In a major policy change, the 2002 farm bill reactivated sugar "marketing allotments" that limit the amount of domestic-produced sugar that processors can sell. The level at which USDA sets the national sugar allotment quantity has implications for sugar prices. Accordingly, sugar crop producers and processors on one side, and sugar users on the other, seek to influence the decisions that USDA makes on allotment and import quota levels. The relationship between allotments and imports drew much attention during congressional debate on the Dominican Republic-Central American Free Trade Agreement (DR-CAFTA). The U.S. sugar producing sector argued that DR-CAFTA would let more sugar into the U.S. market than the program is designed to accommodate, and would require USDA to suspend marketing allotments. This, in turn, opponents argued, would depress prices enough to undermine USDA's ability to operate a "no-cost" program. USDA countered that this would not occur, but to secure sufficient votes, pledged to take specific steps to protect the program through FY2008 if imports do exceed this "trigger."

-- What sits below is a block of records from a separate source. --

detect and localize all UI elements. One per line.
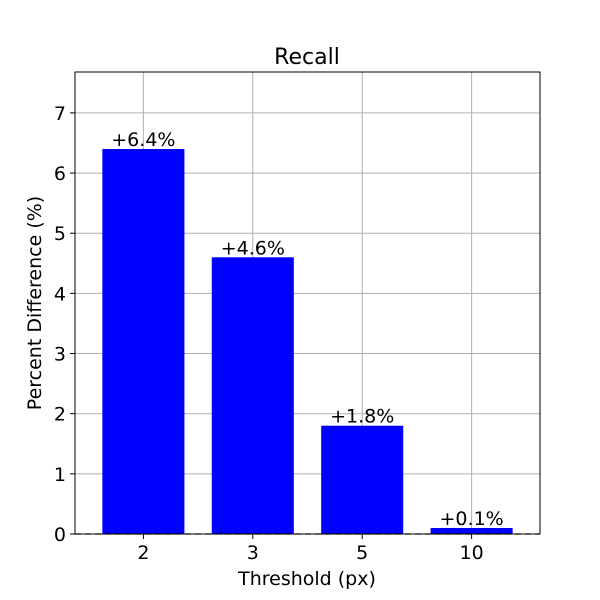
x-tick-label: 5 [356, 542, 368, 564]
data-labels: +6.4% +4.6% +1.8% +0.1% [111, 129, 503, 530]
bar-3 [211, 257, 294, 534]
y-tick-label: 2 [54, 404, 66, 426]
bar-5 [321, 425, 404, 534]
y-axis-label: Percent Difference (%) [24, 196, 46, 410]
x-tick-label: 2 [137, 542, 149, 564]
chart-title: Recall [274, 45, 340, 70]
y-tick-label: 6 [54, 163, 66, 185]
y-tick-label: 4 [54, 283, 66, 305]
x-tick-label: 10 [460, 542, 484, 564]
bar-2 [102, 149, 185, 534]
y-tick-label: 1 [54, 464, 66, 486]
data-label-10: +0.1% [440, 508, 504, 530]
axis-ticks: 0 1 2 3 4 5 6 7 2 3 5 10 [54, 103, 484, 564]
y-tick-label: 0 [54, 524, 66, 546]
bar-10 [430, 527, 513, 534]
data-label-2: +6.4% [111, 129, 175, 151]
y-tick-label: 5 [54, 223, 66, 245]
plot-frame [74, 71, 541, 535]
bars [102, 149, 513, 534]
x-axis-label: Threshold (px) [237, 568, 376, 590]
data-label-5: +1.8% [330, 406, 394, 428]
x-tick-label: 3 [247, 542, 259, 564]
y-tick-label: 3 [54, 344, 66, 366]
y-tick-label: 7 [54, 103, 66, 125]
data-label-3: +4.6% [221, 237, 285, 259]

Attention on sugar trade issues now turns to the potential impact of free trade in sugar and high-fructose corn syrup (HFCS) -- a substitute and cheaper sweetener -- between the United States and Mexico, which takes effect in January 2008. To govern trade until then, a July 2006 agreement resolved two long-standing sweetener trade disputes. It provides for Mexican sugar access to the U.S. market equal to the amount of access that U.S. HFCS exports gain to the Mexican market.

With Congress taking up a new farm bill in 2007, key interest groups have begun to lay out their views on the future of the sugar program. Sugar producers/processors want to extend the current program, arguing that this course would maintain a viable industry. Sugar users want changes to respond to such external pressures as unrestricted imports from Mexico, and seek to develop new policies that would work for both the producing and using sectors. Although various alternatives have been discussed, drawing some attention is the concept of changing the sugar program into an income and price support program similar to that in place for other major field crops. USDA in its farm bill package proposes that the current objectives of operating a no-cost program by managing supplies be continued with two changes. It seeks the removal of the 1.532 million ton import trigger that automatically suspends allotments and discretionary authority to administer these allotments to reduce the program's future cost exposure (estimated at $1.4 billion over 10 years). This report will be updated regularly.